Far from a grand adventure to honour the military and the day the Allied forces began the liberation of France and turned the tide on the Western front, Bernie is on a smaller more personal mission. To finally reunite a lost young soldier with his precious possession thrust into the young Bernie’s hands before he pushed him on to the shore. The pomp and ceremony confuse him. Being treated like a hero confuses him and receiving thanks from elderly French residents embarrasses him. Arthur is taking it all in seemingly more in his stride, but it is revealed that he too has a tragic history with D-Day that led to an unthinkable death and years of self-recrimination and alcoholism.
Back in Hove Rene remembers her love story with Bernie and the pleasures and horrors she too faced. An evocation of the young lovers seeing the “holy hour” of the sunlight as dawn breaks. The picking of a dog rose (a long-kept memento), the discussion of poodles.
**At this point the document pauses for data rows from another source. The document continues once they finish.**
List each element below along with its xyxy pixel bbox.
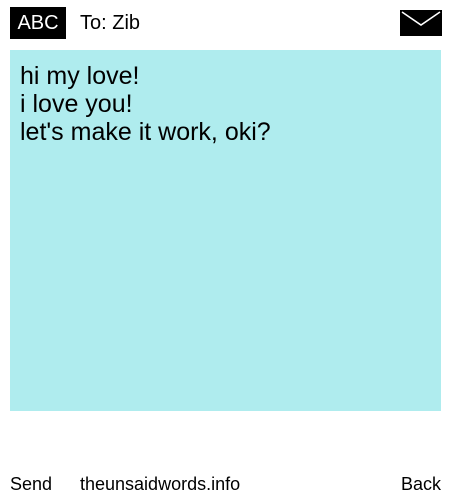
envelope-icon[interactable] bbox=[400, 10, 442, 36]
message-line: let's make it work, oki? bbox=[20, 118, 271, 146]
send-button[interactable]: Send bbox=[10, 472, 52, 496]
input-mode-badge[interactable]: ABC bbox=[10, 7, 66, 39]
message-line: hi my love! bbox=[20, 62, 140, 90]
recipient-field[interactable]: To: Zib bbox=[80, 9, 140, 37]
message-body[interactable]: hi my love! i love you! let's make it wo… bbox=[10, 50, 441, 411]
back-button[interactable]: Back bbox=[401, 472, 441, 496]
site-link[interactable]: theunsaidwords.info bbox=[80, 472, 240, 496]
message-line: i love you! bbox=[20, 90, 133, 118]
compose-screen: ABC To: Zib hi my love! i love you! let'… bbox=[0, 0, 450, 500]
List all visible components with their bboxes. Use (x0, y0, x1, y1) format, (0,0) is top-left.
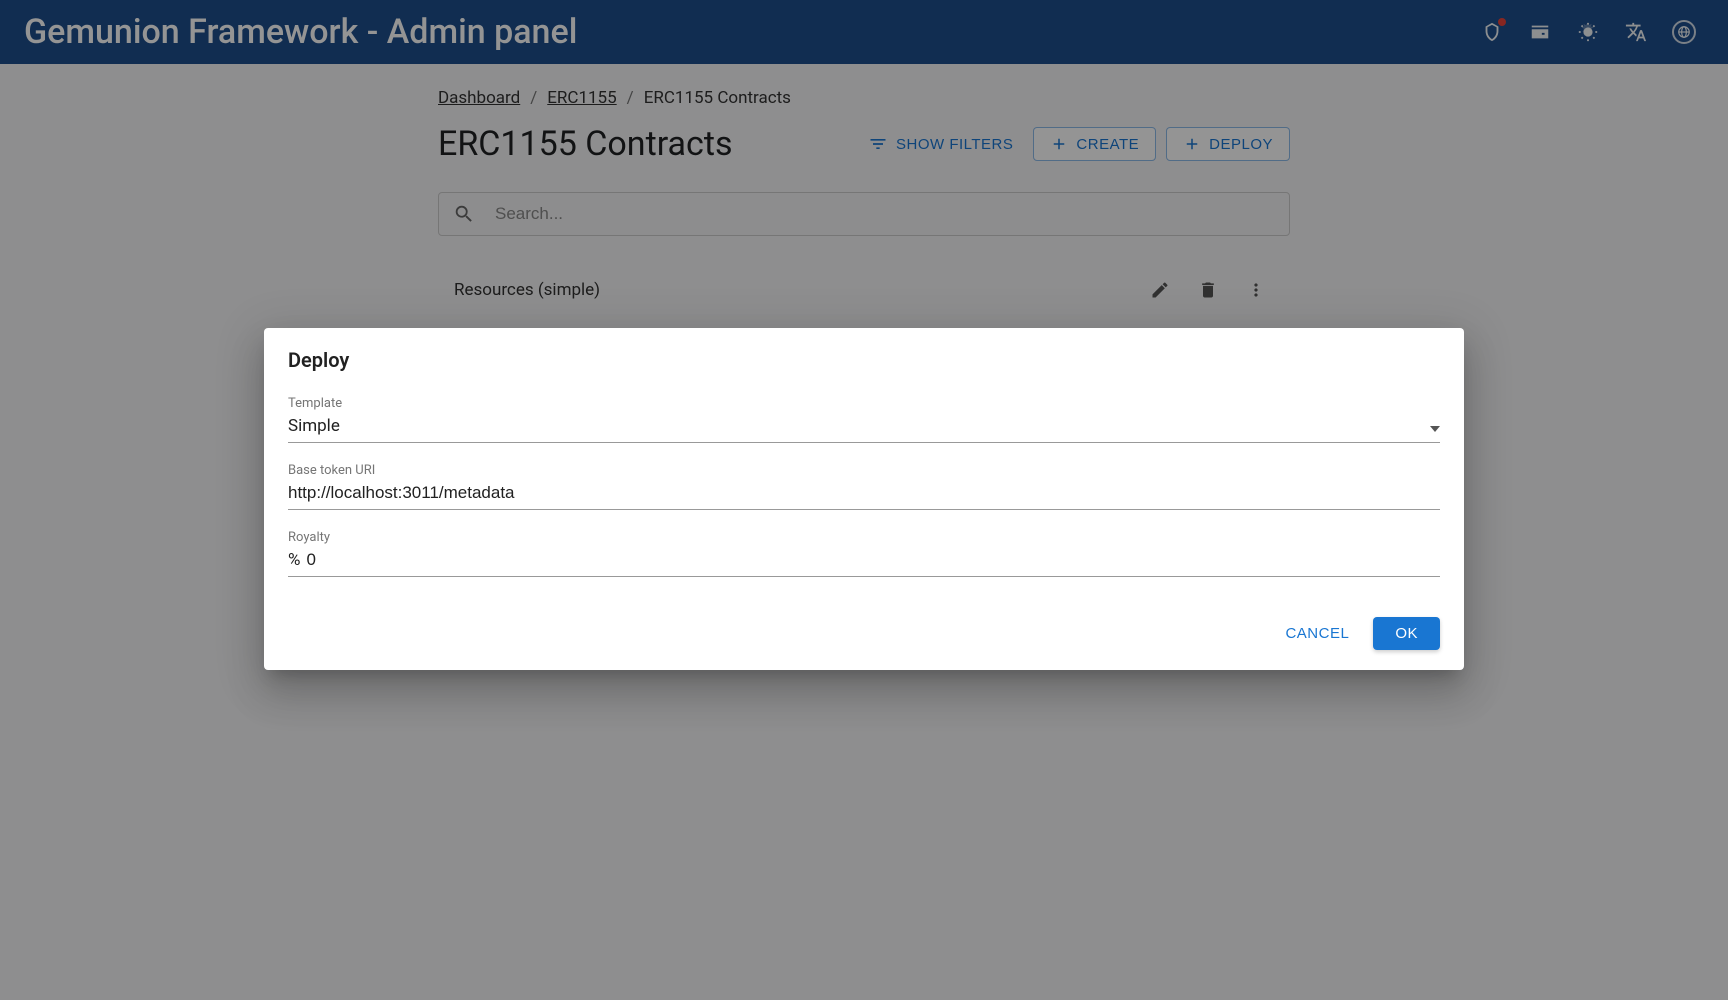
template-select[interactable]: Simple (288, 414, 1440, 443)
base-uri-field: Base token URI (288, 463, 1440, 510)
ok-button[interactable]: OK (1373, 617, 1440, 650)
template-field: Template Simple (288, 396, 1440, 443)
base-uri-input[interactable] (288, 483, 1440, 503)
royalty-label: Royalty (288, 530, 1440, 545)
dialog-actions: CANCEL OK (288, 617, 1440, 650)
modal-overlay[interactable]: Deploy Template Simple Base token URI Ro… (0, 0, 1728, 1000)
template-value: Simple (288, 416, 1430, 436)
base-uri-label: Base token URI (288, 463, 1440, 478)
royalty-prefix: % (288, 550, 300, 570)
dialog-title: Deploy (288, 348, 1440, 372)
template-label: Template (288, 396, 1440, 411)
royalty-field: Royalty % (288, 530, 1440, 577)
deploy-dialog: Deploy Template Simple Base token URI Ro… (264, 328, 1464, 670)
chevron-down-icon (1430, 417, 1440, 436)
royalty-input[interactable] (306, 550, 1440, 570)
cancel-button[interactable]: CANCEL (1271, 617, 1363, 650)
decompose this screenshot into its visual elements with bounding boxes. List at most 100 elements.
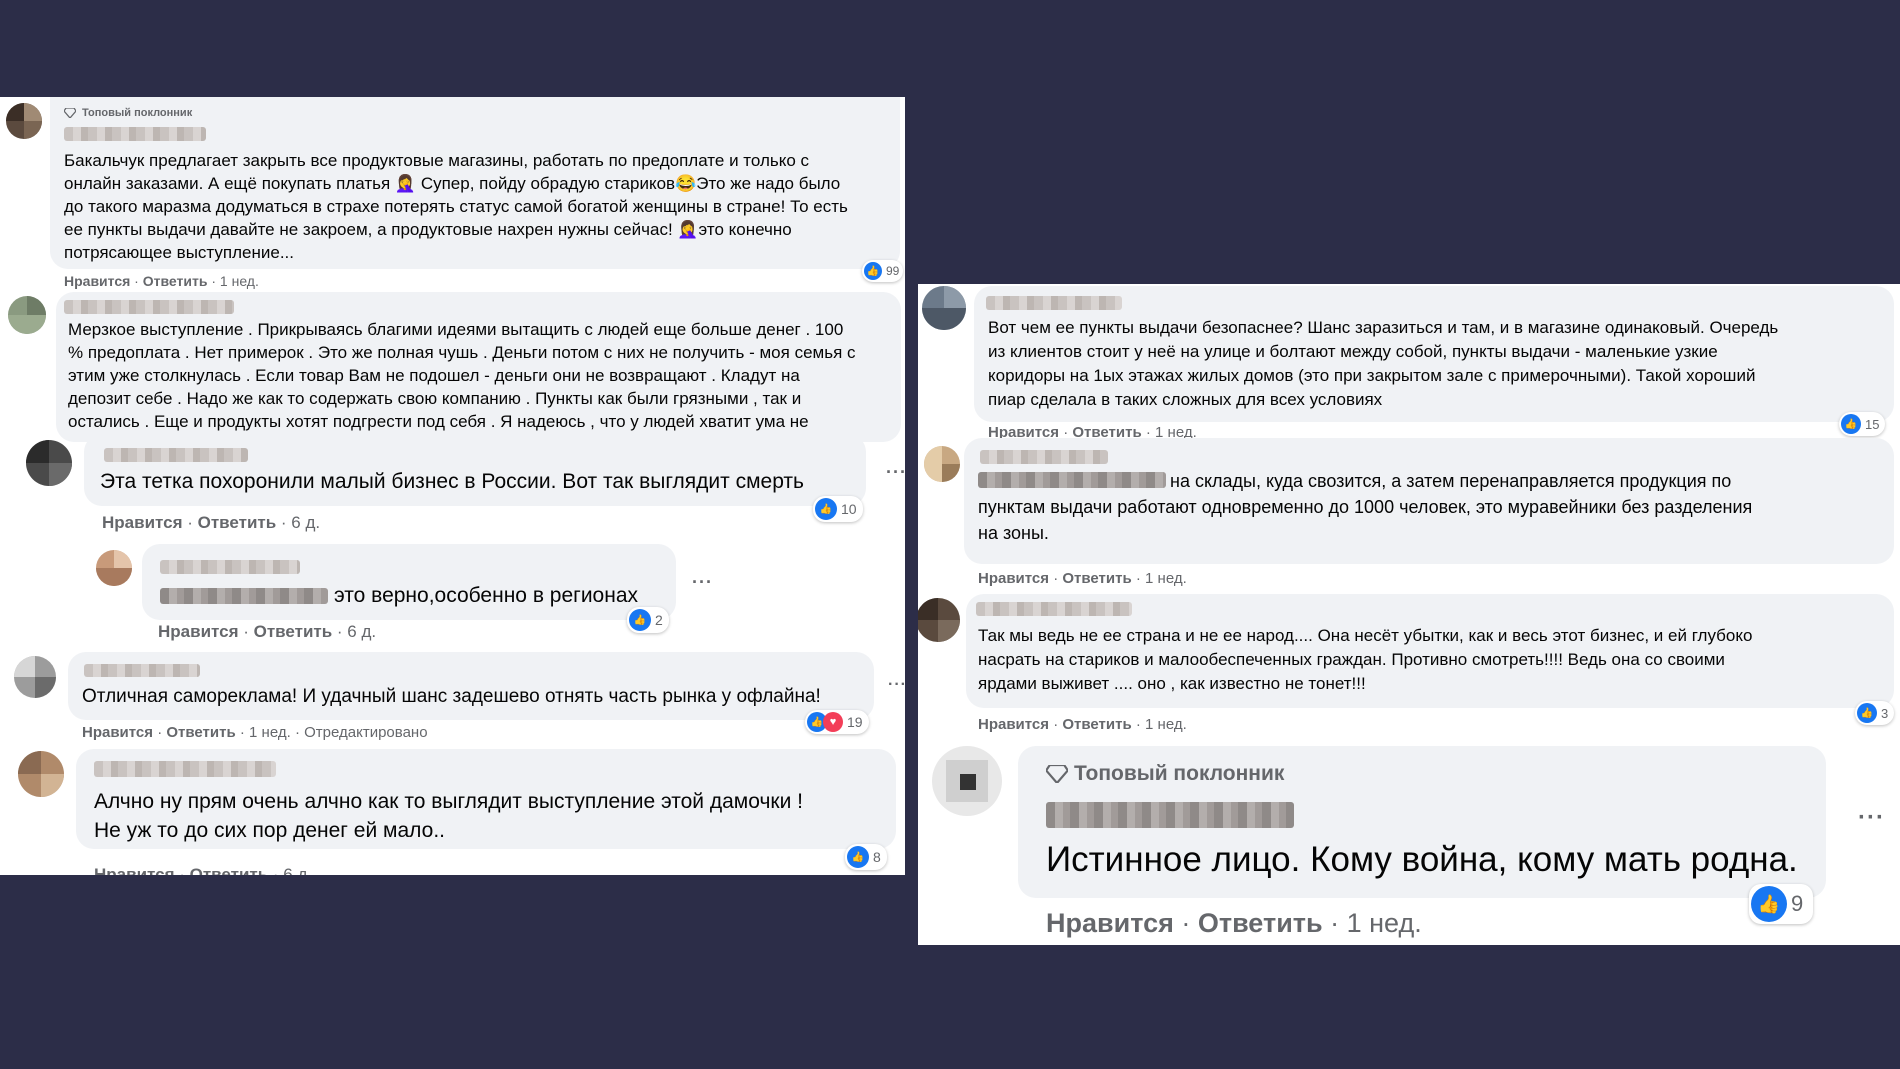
avatar[interactable] (8, 296, 46, 334)
comment-actions: Нравится · Ответить · 6 д. (94, 865, 312, 875)
commenter-name[interactable] (64, 300, 234, 314)
comment-3: Эта тетка похоронили малый бизнес в Росс… (0, 432, 905, 542)
like-link[interactable]: Нравится (64, 273, 130, 289)
comment-2: Мерзкое выступление . Прикрываясь благим… (0, 292, 905, 442)
comment-5: Отличная самореклама! И удачный шанс зад… (0, 650, 905, 745)
comment-bubble (142, 544, 676, 620)
reply-link[interactable]: Ответить (166, 724, 235, 741)
timestamp[interactable]: 6 д. (291, 513, 320, 532)
comment-actions: Нравится · Ответить · 1 нед. · Отредакти… (82, 724, 428, 741)
comment-actions: Нравится · Ответить · 6 д. (102, 513, 321, 532)
avatar[interactable] (918, 598, 960, 642)
badge-label: Топовый поклонник (1074, 762, 1285, 785)
reaction-count[interactable]: 👍 2 (627, 607, 669, 633)
thumbs-up-icon: 👍 (1841, 414, 1861, 434)
comment-r1: Вот чем ее пункты выдачи безопаснее? Шан… (918, 284, 1900, 444)
comment-r2: на склады, куда свозится, а затем перена… (918, 438, 1900, 594)
comment-r3: Так мы ведь не ее страна и не ее народ..… (918, 594, 1900, 744)
avatar[interactable] (6, 103, 42, 139)
more-options-icon[interactable]: ··· (1858, 804, 1885, 832)
like-link[interactable]: Нравится (82, 724, 153, 741)
tagged-user[interactable] (160, 588, 328, 604)
reply-link[interactable]: Ответить (190, 865, 269, 875)
timestamp[interactable]: 1 нед. (220, 273, 259, 289)
like-link[interactable]: Нравится (978, 570, 1049, 587)
avatar[interactable] (96, 550, 132, 586)
reply-link[interactable]: Ответить (1062, 716, 1131, 733)
reaction-count[interactable]: 👍 15 (1839, 412, 1886, 436)
comment-text: Алчно ну прям очень алчно как то выгляди… (94, 790, 803, 842)
left-comments-panel: Топовый поклонник Бакальчук предлагает з… (0, 97, 905, 875)
like-link[interactable]: Нравится (1046, 908, 1174, 938)
comment-4-reply: это верно,особенно в регионах ··· 👍 2 Нр… (0, 542, 905, 650)
commenter-name[interactable] (104, 448, 248, 462)
reply-link[interactable]: Ответить (1062, 570, 1131, 587)
like-link[interactable]: Нравится (102, 513, 183, 532)
thumbs-up-icon: 👍 (1751, 886, 1787, 922)
comment-text: Бакальчук предлагает закрыть все продукт… (64, 151, 848, 262)
diamond-badge-icon (1046, 765, 1068, 783)
thumbs-up-icon: 👍 (864, 262, 882, 280)
timestamp[interactable]: 6 д. (347, 622, 376, 641)
like-link[interactable]: Нравится (158, 622, 239, 641)
comment-text: Эта тетка похоронили малый бизнес в Росс… (100, 470, 804, 493)
badge-label: Топовый поклонник (82, 107, 193, 119)
top-fan-badge: Топовый поклонник (64, 107, 192, 119)
reaction-count[interactable]: 👍 9 (1749, 884, 1814, 924)
thumbs-up-icon: 👍 (629, 609, 651, 631)
commenter-name[interactable] (1046, 802, 1294, 828)
commenter-name[interactable] (84, 664, 200, 677)
comment-actions: Нравится · Ответить · 1 нед. (978, 570, 1187, 587)
reply-link[interactable]: Ответить (254, 622, 333, 641)
commenter-name[interactable] (980, 450, 1108, 464)
top-fan-badge: Топовый поклонник (1046, 762, 1284, 786)
comment-text: Отличная самореклама! И удачный шанс зад… (82, 686, 821, 707)
timestamp[interactable]: 1 нед. (1145, 570, 1187, 587)
comment-actions: Нравится · Ответить · 1 нед. (1046, 908, 1422, 938)
commenter-name[interactable] (160, 560, 300, 574)
edited-label[interactable]: Отредактировано (304, 724, 427, 741)
reply-link[interactable]: Ответить (1198, 908, 1323, 938)
like-link[interactable]: Нравится (978, 716, 1049, 733)
avatar[interactable] (26, 440, 72, 486)
comment-text: это верно,особенно в регионах (334, 584, 639, 607)
avatar[interactable] (932, 746, 1002, 816)
reaction-count[interactable]: 👍 99 (862, 260, 904, 282)
reply-link[interactable]: Ответить (143, 273, 208, 289)
more-options-icon[interactable]: ··· (692, 572, 713, 593)
comment-text: Истинное лицо. Кому война, кому мать род… (1046, 840, 1798, 879)
timestamp[interactable]: 1 нед. (1347, 908, 1422, 938)
more-options-icon[interactable]: ··· (888, 676, 905, 694)
commenter-name[interactable] (94, 761, 276, 777)
reaction-count[interactable]: 👍 3 (1855, 701, 1895, 725)
comment-text: Так мы ведь не ее страна и не ее народ..… (978, 626, 1753, 693)
like-link[interactable]: Нравится (94, 865, 175, 875)
more-options-icon[interactable]: ··· (886, 462, 905, 483)
reaction-count[interactable]: 👍 10 (813, 496, 863, 522)
right-comments-panel: Вот чем ее пункты выдачи безопаснее? Шан… (918, 284, 1900, 945)
thumbs-up-icon: 👍 (847, 846, 869, 868)
avatar[interactable] (18, 751, 64, 797)
commenter-name[interactable] (986, 296, 1122, 310)
avatar[interactable] (924, 446, 960, 482)
reply-link[interactable]: Ответить (198, 513, 277, 532)
comment-actions: Нравится · Ответить · 1 нед. (64, 273, 259, 289)
heart-icon: ♥ (823, 712, 843, 732)
comment-actions: Нравится · Ответить · 6 д. (158, 622, 377, 641)
reaction-count[interactable]: 👍 ♥ 19 (805, 710, 869, 734)
commenter-name[interactable] (976, 602, 1132, 616)
diamond-badge-icon (64, 108, 76, 118)
avatar[interactable] (14, 656, 56, 698)
thumbs-up-icon: 👍 (1857, 703, 1877, 723)
reaction-count[interactable]: 👍 8 (845, 844, 887, 870)
timestamp[interactable]: 6 д. (283, 865, 312, 875)
comment-text: Вот чем ее пункты выдачи безопаснее? Шан… (988, 318, 1779, 409)
comment-r4: Топовый поклонник Истинное лицо. Кому во… (918, 744, 1900, 945)
thumbs-up-icon: 👍 (815, 498, 837, 520)
comment-1: Топовый поклонник Бакальчук предлагает з… (0, 97, 905, 292)
comment-actions: Нравится · Ответить · 1 нед. (978, 716, 1187, 733)
commenter-name[interactable] (64, 127, 206, 141)
avatar[interactable] (922, 286, 966, 330)
timestamp[interactable]: 1 нед. (1145, 716, 1187, 733)
timestamp[interactable]: 1 нед. (249, 724, 291, 741)
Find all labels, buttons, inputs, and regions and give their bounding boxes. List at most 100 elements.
Then telling Adele that she regrets allowing Bernie to leave for war every time he did.
The Great Escaper is not without moments of sentimentality, but they are placed in different contexts than the audience may expect. Bernie comforting an elderly German soldier in a French pub (a powerful almost wordless performance by Wolf Kahler) where the assembled men salute each other. The moments where Bernie and Arthur stand in the military cemetery with Arthur finally saying farewell to his brother, Oliver and Bernie saying farewell to a man he believed he sent to his death.
Conversely, The Great Escaper is also replete with a wicked sense of humour with Glenda Jackson proving why she was a screen icon. Her Rene is not going gently into that good night until she reminds everyone that she was once young and that the young should embrace living. Hers is a marvellous performance which draws on her often-underrated comedic talents (she was known mostly for her excellent and often transgressive dramatic work).
There are no shortages of films depicting the war is hell maxim, and there are many that are openly critical about the kind of propaganda that war narratives perpetuate. The Great Escaper doesn’t need to beat you around the head with the fact that war is a waste of young lives and the deaths of countless innocents. Audiences already know that and are watching real world conflicts at this very moment where death tolls are incalculable. It also isn’t saying that World War II was a war fought without purpose. It is reminding the viewer that the cost goes far beyond the conflict itself. Two old veterans deal with their own ghosts and perceived failures while the young man, Selwood is self-destructing because he has no identity. Bernie tells him to “Get some fucking help,” before it is too late.
Subverting a feel-good news piece into a meditation on ageing, dignity, grace, life-long love, and what honour means is a brilliant way to reframe Bernard Jordan’s story. Although it has little similarity to what Jordan was trying to do (he really did want to go and wave flags and see The Queen and President Obama) it is a much stronger piece of work than if it had gone for the “real thing.” The Great Escaper is not a bad final curtain for two screen legends, and the final lines will possibly have you shedding a small tear as you realise they are the last Jackson will speak on screen. The Great Escaper is not an engineered feel-good film, but it does succeed in its blend of melancholy and love to make the audience feel good, nevertheless.